Bent Knee Shiny Eyed Babies
(self-released)Boston-based sextet Bent Knee hasn't a cure but rather a dynamic new sound for what's ailing them on their latest Shiny Eyed Babies, an album pregnant with harsh themes of loss, guilt, and fear of an uninhabitable future. Their self-titled debut record from 2011 pushed American avant-rock into uncanny new venues with meandering song structures of widely varying lengths, Ben Levin's equally contemplative acoustic guitar-picking and crunchy electric leads, pop hooks, and electronic vocal manipulations that rendered lyrics indiscernible (courtesy of Vince Welch's off-kilter production). At times their sound even collapsed into something carnivalesque, traversing the territory between the twisted progressive metal operas of Sleepytime Gorilla Museum and cabaret-infused chamber pop of Rasputina.

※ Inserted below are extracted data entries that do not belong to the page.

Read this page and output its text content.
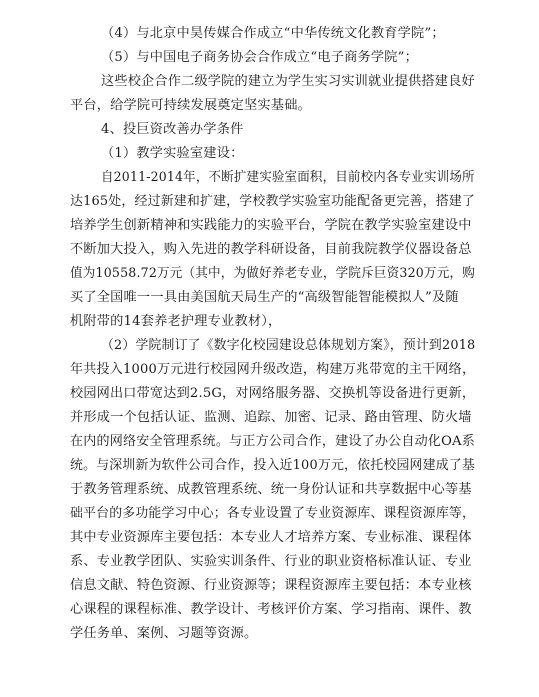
（4）与北京中昊传媒合作成立“中华传统文化教育学院”；
（5）与中国电子商务协会合作成立“电子商务学院”；
这些校企合作二级学院的建立为学生实习实训就业提供搭建良好
平台，给学院可持续发展奠定坚实基础。
4、投巨资改善办学条件
（1）教学实验室建设：
自2011-2014年，不断扩建实验室面积，目前校内各专业实训场所
达165处，经过新建和扩建，学校教学实验室功能配备更完善，搭建了
培养学生创新精神和实践能力的实验平台，学院在教学实验室建设中
不断加大投入，购入先进的教学科研设备，目前我院教学仪器设备总
值为10558.72万元（其中，为做好养老专业，学院斥巨资320万元，购
买了全国唯一一具由美国航天局生产的“高级智能智能模拟人”及随
机附带的14套养老护理专业教材），
（2）学院制订了《数字化校园建设总体规划方案》，预计到2018
年共投入1000万元进行校园网升级改造，构建万兆带宽的主干网络，
校园网出口带宽达到2.5G，对网络服务器、交换机等设备进行更新，
并形成一个包括认证、监测、追踪、加密、记录、路由管理、防火墙
在内的网络安全管理系统。与正方公司合作，建设了办公自动化OA系
统。与深圳新为软件公司合作，投入近100万元，依托校园网建成了基
于教务管理系统、成教管理系统、统一身份认证和共享数据中心等基
础平台的多功能学习中心；各专业设置了专业资源库、课程资源库等，
其中专业资源库主要包括：本专业人才培养方案、专业标准、课程体
系、专业教学团队、实验实训条件、行业的职业资格标准认证、专业
信息文献、特色资源、行业资源等；课程资源库主要包括：本专业核
心课程的课程标准、教学设计、考核评价方案、学习指南、课件、教
学任务单、案例、习题等资源。
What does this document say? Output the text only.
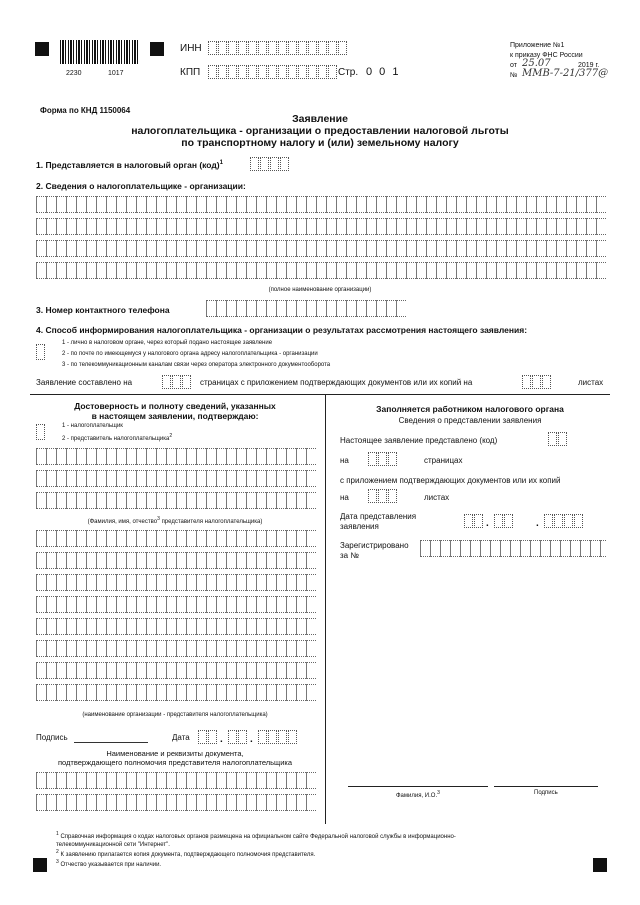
2230	1017
ИНН
КПП	Стр. 0 0 1
Приложение №1
к приказу ФНС России
от 25.07	2019 г.
№ ММВ-7-21/377@
Форма по КНД 1150064
Заявление
налогоплательщика - организации о предоставлении налоговой льготы
по транспортному налогу и (или) земельному налогу
1. Представляется в налоговый орган (код)$^1$
2. Сведения о налогоплательщике - организации:
(полное наименование организации)
3. Номер контактного телефона
4. Способ информирования налогоплательщика - организации о результатах рассмотрения настоящего заявления:
1 - лично в налоговом органе, через который подано настоящее заявление
2 - по почте по имеющемуся у налогового органа адресу налогоплательщика - организации
3 - по телекоммуникационным каналам связи через оператора электронного документооборота
Заявление составлено на	страницах с приложением подтверждающих документов или их копий на	листах
Достоверность и полноту сведений, указанных
в настоящем заявлении, подтверждаю:
1 - налогоплательщик
2 - представитель налогоплательщика$^2$
(Фамилия, имя, отчество$^3$ представителя налогоплательщика)
(наименование организации - представителя налогоплательщика)
Подпись	Дата	.	.
Наименование и реквизиты документа,
подтверждающего полномочия представителя налогоплательщика
Заполняется работником налогового органа
Сведения о представлении заявления
Настоящее заявление представлено (код)
на	страницах
с приложением подтверждающих документов или их копий
на	листах
Дата представления
заявления	.	.
Зарегистрировано
за №
Фамилия, И.О.$^3$	Подпись
$^1$ Справочная информация о кодах налоговых органов размещена на официальном сайте Федеральной налоговой службы в информационно-
телекоммуникационной сети "Интернет".
$^2$ К заявлению прилагается копия документа, подтверждающего полномочия представителя.
$^3$ Отчество указывается при наличии.
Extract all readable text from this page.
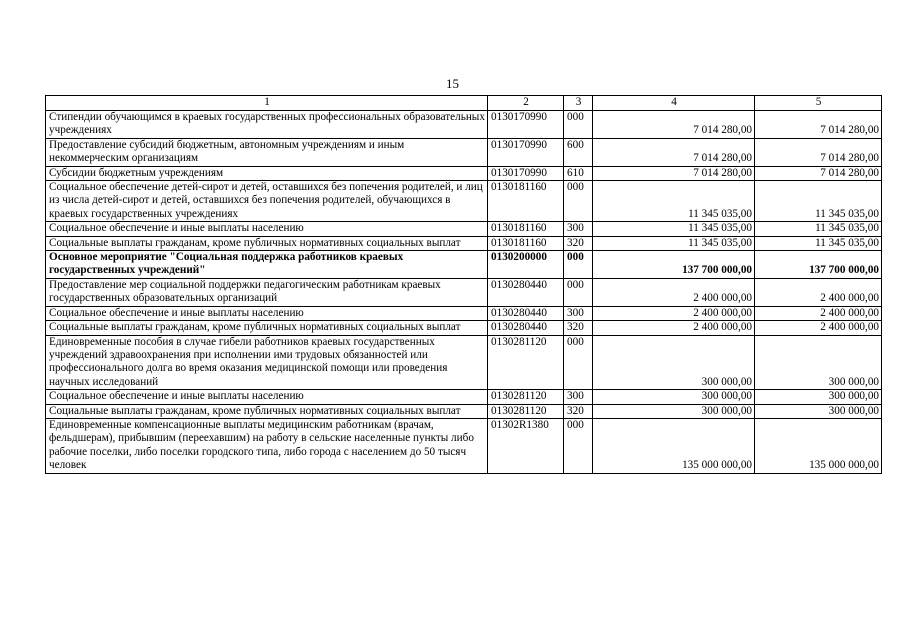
15
1	2	3	4	5
Стипендии обучающимся в краевых государственных профессиональных образовательных учреждениях	0130170990	000	7 014 280,00	7 014 280,00
Предоставление субсидий бюджетным, автономным учреждениям и иным некоммерческим организациям	0130170990	600	7 014 280,00	7 014 280,00
Субсидии бюджетным учреждениям	0130170990	610	7 014 280,00	7 014 280,00
Социальное обеспечение детей-сирот и детей, оставшихся без попечения родителей, и лиц из числа детей-сирот и детей, оставшихся без попечения родителей, обучающихся в краевых государственных учреждениях	0130181160	000	11 345 035,00	11 345 035,00
Социальное обеспечение и иные выплаты населению	0130181160	300	11 345 035,00	11 345 035,00
Социальные выплаты гражданам, кроме публичных нормативных социальных выплат	0130181160	320	11 345 035,00	11 345 035,00
Основное мероприятие "Социальная поддержка работников краевых государственных учреждений"	0130200000	000	137 700 000,00	137 700 000,00
Предоставление мер социальной поддержки педагогическим работникам краевых государственных образовательных организаций	0130280440	000	2 400 000,00	2 400 000,00
Социальное обеспечение и иные выплаты населению	0130280440	300	2 400 000,00	2 400 000,00
Социальные выплаты гражданам, кроме публичных нормативных социальных выплат	0130280440	320	2 400 000,00	2 400 000,00
Единовременные пособия в случае гибели работников краевых государственных учреждений здравоохранения при исполнении ими трудовых обязанностей или профессионального долга во время оказания медицинской помощи или проведения научных исследований	0130281120	000	300 000,00	300 000,00
Социальное обеспечение и иные выплаты населению	0130281120	300	300 000,00	300 000,00
Социальные выплаты гражданам, кроме публичных нормативных социальных выплат	0130281120	320	300 000,00	300 000,00
Единовременные компенсационные выплаты медицинским работникам (врачам, фельдшерам), прибывшим (переехавшим) на работу в сельские населенные пункты либо рабочие поселки, либо поселки городского типа, либо города с населением до 50 тысяч человек	01302R1380	000	135 000 000,00	135 000 000,00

This latest effort is undoubtedly shinier-sounding, downplaying the experimentation a bit while amplifying accessibility through the idiosyncratically tuneful voice of Courtney Swain, and moments of reprieve by way of intermittent ambient passage. Continuing to creatively fuse disparate musical worlds, it's a dramatic evolution from their debut; on this mellower go-around, they evoke elements of St. Vincent (Annie Clark's) early studio material and Norwegian wunderkind Susanne Sundfør, who have both united baroque influences with dark electropop. The adaptable instrumentation of guitars, drums, keys/synthesizer, and violin allow the band to fully explore sound dynamics and harness an altogether invigorating tone that is at once familiar and remarkably innovative.
Despite forming at Berklee College of Music, their sonic inclusiveness may be attributed to wide-ranging musical and regional backgrounds; native Japanese vocalist/keyboardist Swain and violinist Chris Baum have classical study on their resumes (most prominently heard towards the end of the record), while percussionist Gavin Wallace-Ailsworth shares affinity with Genesis and King Crimson (showing off his soloing chops on the jazzy art rock weirdness that is Dry). Through the more centered method that Shiny Eyed Babies takes to its songs, the band gracefully and ambitiously fuses these two estranged worlds. Its own singular, angular universe sneaks in exotically detailed snippets to tease the senses, like the sudden burst of polyrhythms on Dead Horse or the introductory electric guitar phrase of the adjacent song, Battle Creek, that recalls Pink Floyd's Animals, soon giving way to plucked strings tinged with an Eastern flavor.
One of the record's most soaring showcases for Swain's pipes, In God We Trust, feels like it's on a perpetual crescendo, vocally backed by the youthful ring of bassist Jessica Kion and then a literal children's chant momentarily in the second verse. Lyrically, the song suggests fear of the future regarding the nuclear family and American Dream that clashes with the upbeat rhythm and melody to produce a most infectious earworm. Analogous is the deeper cut, Skin, which compellingly juxtaposes a similar musical tone with ominous lyricism, commanded by violin shuffle-bowing and vigorous drumming as reverberating guitar substitutes the violin during the verses. Over its running time, Swain sings about escaping the pressures of reality through drug use, which brings the themes on the record to an achingly personal level. At one point she attempts to find a redemptive response in the act of performing the song itself, "Show me how to navigate harsh relationships that poke me, prod me, castigate a mistake I made long ago." Between these two tunes is an eccentric, erratic rendition of Jimmy Davis and Charles Mitchell's standard (You Are My) Sunshine, that most strongly characterizes the band's M.O. of warping the recognizable. It may not hit one of the album's bright spots, but it meshes well with lyrical themes regarding the daggers of nostalgia and vulnerability of love.
On the surface, Shiny Eyed Babies' songs may possess a rather polished presentation, but through intensive listening, propelled by the strength of their atmospheric arrangements, a grim social portrait of a community and personal struggle comes into focus. The album's artwork, featuring Bree Lurver's black and white ink drawings of two youngsters holding balloons, one in a gas mask, evoke polarity in the band's approach while also characterizing something postmodern about our condition, eternally swinging between the extremes of superficial glee and compulsive panic. It's Bent Knee's aspiration to capture this feeling through a chameleonic protest of musical conventionality. The album's Untitled piano interlude, a charming 4/4 number, concludes with a personal plea from guilt-ridden isolation, "Please, won't you just raise your voice; I need to know I'm worth an ounce of pain." By the album's closing moments on Toothsmile, with doom-laden synthesizer and drum patterns, nothing appears to have been requited, as Swain bellows out violent lyrics about the loss of control. Lurver's final drawing takes all the bleak introspection and unshakable guilt about a loss in one's past and transfers it to a grand catastrophe as the two youth watch a mushroom cloud billowing in the distance. It's not a comforting sentiment, but Shiny Eyed Babies articulates both the intimate and universal through its defining modern music.